Eu notei esse problema no começo do livro, mas perdoei porque estava ainda dentro do contexto e não fora exagerado. Mas conforme me aproximava do final, ficou cada vez mais evidente que não faz sentido que que todos aqueles que entram em contato com Heathcliff sejam cruéis, e não somente ele – chegando até mesmo à governanta da casa. Isso só pode ser explicado por uma falha no roteiro, que está forçando os personagens a um comportamento destes para criar a atmosfera que precisa.

E saliento que é forçado mesmo. Há uma outra falha no comportamento dos moradores do Morro dos Ventos Uivantes. Conquanto Heathcliff seja um imperador cruel e ardiloso, isto é verossímil. Agora que todos, absolutamente todos, se submetam a este reino de impiedade sem revoltas, ahhhh, aí já não dá. Foi Jean-Baptiste Duroselle que postulou de modo muito claro: "Todo império perecerá". 

Não tem como. Quando eu cheguei naquele capítulo que foi a grande reviravolta, a cartada final de Heathcliff (quem leu entenderá); não pude deixar de sentir uma exasperação com a atitude passiva das personagens. Tudo bem que naquele capítulo eram praticamente só mulheres e enfermo, aí dá pra perdoar. Mas quando a gente volta na memória e considera que pelo menos três homens fortes viveram naquela casa e deixaram Heathcliff dominar sobre eles de tal forma, cara... não fecha a conta. 

Nenhum reino desse subsiste por tanto tempo sem aliados internos, por mais poderoso que seja. Avalie a História e me diga que estou errado. Porque nestes meus anos de graduação e especialização em Relações Internacionais, se teve uma coisa que eu aprendi com clareza é que Duroselle estava mais do que certo: todo império perecerá.

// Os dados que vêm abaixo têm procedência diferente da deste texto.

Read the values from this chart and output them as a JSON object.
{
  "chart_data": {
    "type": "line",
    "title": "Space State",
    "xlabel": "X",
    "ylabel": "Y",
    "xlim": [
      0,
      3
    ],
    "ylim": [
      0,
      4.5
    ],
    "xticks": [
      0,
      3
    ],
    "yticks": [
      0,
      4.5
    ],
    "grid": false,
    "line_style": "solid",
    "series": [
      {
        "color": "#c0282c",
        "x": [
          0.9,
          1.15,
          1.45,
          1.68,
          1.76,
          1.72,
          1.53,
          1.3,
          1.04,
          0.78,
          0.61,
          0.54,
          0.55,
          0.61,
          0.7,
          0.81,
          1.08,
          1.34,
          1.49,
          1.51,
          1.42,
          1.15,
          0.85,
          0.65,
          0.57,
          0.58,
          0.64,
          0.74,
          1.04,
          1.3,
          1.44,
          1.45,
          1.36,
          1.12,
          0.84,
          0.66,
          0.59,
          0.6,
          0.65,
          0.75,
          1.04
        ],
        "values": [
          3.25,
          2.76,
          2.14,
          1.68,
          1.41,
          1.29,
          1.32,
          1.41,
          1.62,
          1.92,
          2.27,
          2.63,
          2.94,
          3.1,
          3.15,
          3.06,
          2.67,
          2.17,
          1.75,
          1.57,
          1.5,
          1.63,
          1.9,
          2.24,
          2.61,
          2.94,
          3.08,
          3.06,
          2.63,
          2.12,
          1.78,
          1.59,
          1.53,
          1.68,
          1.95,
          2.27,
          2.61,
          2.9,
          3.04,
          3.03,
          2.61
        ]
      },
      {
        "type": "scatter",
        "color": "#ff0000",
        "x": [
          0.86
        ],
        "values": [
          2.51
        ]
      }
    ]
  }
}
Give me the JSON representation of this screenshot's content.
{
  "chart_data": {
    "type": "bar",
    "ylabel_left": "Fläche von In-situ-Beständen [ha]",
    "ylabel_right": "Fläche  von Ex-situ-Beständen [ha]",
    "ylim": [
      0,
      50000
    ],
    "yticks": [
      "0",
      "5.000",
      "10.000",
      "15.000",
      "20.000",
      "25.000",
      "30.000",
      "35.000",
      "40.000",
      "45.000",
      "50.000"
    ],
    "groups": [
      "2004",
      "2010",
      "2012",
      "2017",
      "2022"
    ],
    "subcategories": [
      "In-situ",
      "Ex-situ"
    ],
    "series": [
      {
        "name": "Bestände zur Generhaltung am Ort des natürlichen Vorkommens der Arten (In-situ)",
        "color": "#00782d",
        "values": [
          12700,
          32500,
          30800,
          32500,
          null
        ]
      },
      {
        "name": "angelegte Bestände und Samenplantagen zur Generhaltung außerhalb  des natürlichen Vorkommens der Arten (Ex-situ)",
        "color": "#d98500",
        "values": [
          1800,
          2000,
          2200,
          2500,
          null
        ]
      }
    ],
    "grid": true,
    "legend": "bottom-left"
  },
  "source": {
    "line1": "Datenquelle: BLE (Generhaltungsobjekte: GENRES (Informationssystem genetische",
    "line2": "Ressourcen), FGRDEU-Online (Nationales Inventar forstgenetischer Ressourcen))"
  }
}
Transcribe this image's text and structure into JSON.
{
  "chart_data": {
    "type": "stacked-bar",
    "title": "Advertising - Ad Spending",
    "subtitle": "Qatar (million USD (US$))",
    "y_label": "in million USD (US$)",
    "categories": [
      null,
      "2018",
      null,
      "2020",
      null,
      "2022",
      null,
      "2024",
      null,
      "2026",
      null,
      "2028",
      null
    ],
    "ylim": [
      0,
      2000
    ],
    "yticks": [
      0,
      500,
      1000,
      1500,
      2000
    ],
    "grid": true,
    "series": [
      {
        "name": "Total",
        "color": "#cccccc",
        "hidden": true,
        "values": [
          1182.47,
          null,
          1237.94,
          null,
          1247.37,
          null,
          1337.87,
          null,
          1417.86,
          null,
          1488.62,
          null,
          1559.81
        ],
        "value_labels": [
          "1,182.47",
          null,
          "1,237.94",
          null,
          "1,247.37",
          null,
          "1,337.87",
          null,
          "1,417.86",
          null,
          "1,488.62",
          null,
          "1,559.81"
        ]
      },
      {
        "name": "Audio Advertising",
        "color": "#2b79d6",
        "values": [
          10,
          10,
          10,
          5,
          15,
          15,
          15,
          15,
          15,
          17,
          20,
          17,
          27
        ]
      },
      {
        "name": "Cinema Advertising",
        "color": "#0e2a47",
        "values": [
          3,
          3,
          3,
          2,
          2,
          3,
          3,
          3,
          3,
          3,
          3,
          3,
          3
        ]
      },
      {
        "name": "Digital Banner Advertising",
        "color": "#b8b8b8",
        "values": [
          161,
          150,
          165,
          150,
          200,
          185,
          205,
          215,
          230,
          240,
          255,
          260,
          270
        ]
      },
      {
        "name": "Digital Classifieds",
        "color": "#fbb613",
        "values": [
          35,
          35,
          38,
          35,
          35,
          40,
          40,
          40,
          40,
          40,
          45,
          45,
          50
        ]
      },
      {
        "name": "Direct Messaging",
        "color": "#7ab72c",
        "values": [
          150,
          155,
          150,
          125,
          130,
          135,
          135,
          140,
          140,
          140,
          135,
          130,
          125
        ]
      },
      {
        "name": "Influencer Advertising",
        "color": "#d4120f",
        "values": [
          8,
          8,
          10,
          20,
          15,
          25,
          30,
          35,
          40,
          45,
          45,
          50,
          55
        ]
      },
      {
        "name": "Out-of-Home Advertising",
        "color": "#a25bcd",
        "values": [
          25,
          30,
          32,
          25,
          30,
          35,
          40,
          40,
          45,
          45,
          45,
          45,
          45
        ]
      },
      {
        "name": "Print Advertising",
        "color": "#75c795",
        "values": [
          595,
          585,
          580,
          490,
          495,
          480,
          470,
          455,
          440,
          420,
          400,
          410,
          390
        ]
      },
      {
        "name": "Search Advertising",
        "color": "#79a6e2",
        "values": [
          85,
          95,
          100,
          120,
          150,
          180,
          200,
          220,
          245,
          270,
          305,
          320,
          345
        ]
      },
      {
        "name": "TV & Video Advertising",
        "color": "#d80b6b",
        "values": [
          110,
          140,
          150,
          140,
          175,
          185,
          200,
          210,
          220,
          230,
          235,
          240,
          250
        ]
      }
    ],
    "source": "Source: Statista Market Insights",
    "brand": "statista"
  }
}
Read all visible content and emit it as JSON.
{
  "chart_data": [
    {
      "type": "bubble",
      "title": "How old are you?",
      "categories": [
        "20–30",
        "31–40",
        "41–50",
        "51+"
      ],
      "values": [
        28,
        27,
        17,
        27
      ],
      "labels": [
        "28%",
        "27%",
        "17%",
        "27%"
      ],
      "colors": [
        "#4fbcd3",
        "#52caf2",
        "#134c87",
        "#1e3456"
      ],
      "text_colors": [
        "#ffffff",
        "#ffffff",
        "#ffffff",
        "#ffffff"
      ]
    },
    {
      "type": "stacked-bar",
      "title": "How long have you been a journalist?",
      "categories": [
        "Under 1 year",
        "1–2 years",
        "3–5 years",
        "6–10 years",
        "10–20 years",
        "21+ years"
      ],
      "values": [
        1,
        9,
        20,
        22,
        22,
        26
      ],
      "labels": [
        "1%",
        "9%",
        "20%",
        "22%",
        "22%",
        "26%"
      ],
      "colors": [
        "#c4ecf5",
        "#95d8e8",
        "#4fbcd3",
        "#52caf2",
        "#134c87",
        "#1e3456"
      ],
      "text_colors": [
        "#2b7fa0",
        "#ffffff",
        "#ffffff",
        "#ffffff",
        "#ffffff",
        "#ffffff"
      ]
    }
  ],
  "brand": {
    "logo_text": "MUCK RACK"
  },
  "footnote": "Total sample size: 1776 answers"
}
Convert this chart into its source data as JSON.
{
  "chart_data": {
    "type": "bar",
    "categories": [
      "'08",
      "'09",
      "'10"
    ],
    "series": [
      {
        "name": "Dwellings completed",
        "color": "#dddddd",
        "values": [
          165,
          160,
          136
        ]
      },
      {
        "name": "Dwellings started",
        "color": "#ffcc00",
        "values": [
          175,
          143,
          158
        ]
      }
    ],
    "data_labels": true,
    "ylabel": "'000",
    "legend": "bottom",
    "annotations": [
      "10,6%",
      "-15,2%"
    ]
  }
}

Este problema torna-se ainda mais acentuado no final, que foi extremamente mal explicado. Na verdade, pense num finalzinho borocoxô. Uma súbita e inexplicada mudança de pensamento (ou até personalidade!) e atitudes que vêm do nada. Fica tudo exageradamente subentendido e nada fica claro, como se o roteiro quisesse apenas terminar a história de um modo mais "feliz" à custa do comportamento de personagens que acompanhamos desde o primeiro capítulo.

Mas, apesar destes problemas, não posso concluir dizendo que o livro é ruim. Estas são apenas algumas notas destoantes se comparadas à sinfonia do livro. É importante até destacar a capacidade da autora para criar personagens odiosos. Tem várias cenas que nos deixam enervados com a tensão da situação. 

Gente, livros não se tornam clássicos à toa. Vale muito a pena a leitura, que não é cansativa e ainda pode ser extremamente atual. Ali no final do Romantismo, ouso dizer que Brontë já caminhava num meio termo em que não se deixa dominar demais por ele e propõe uma maneira até mais sóbria de encarar uma história de amor. Vale a leitura com certeza.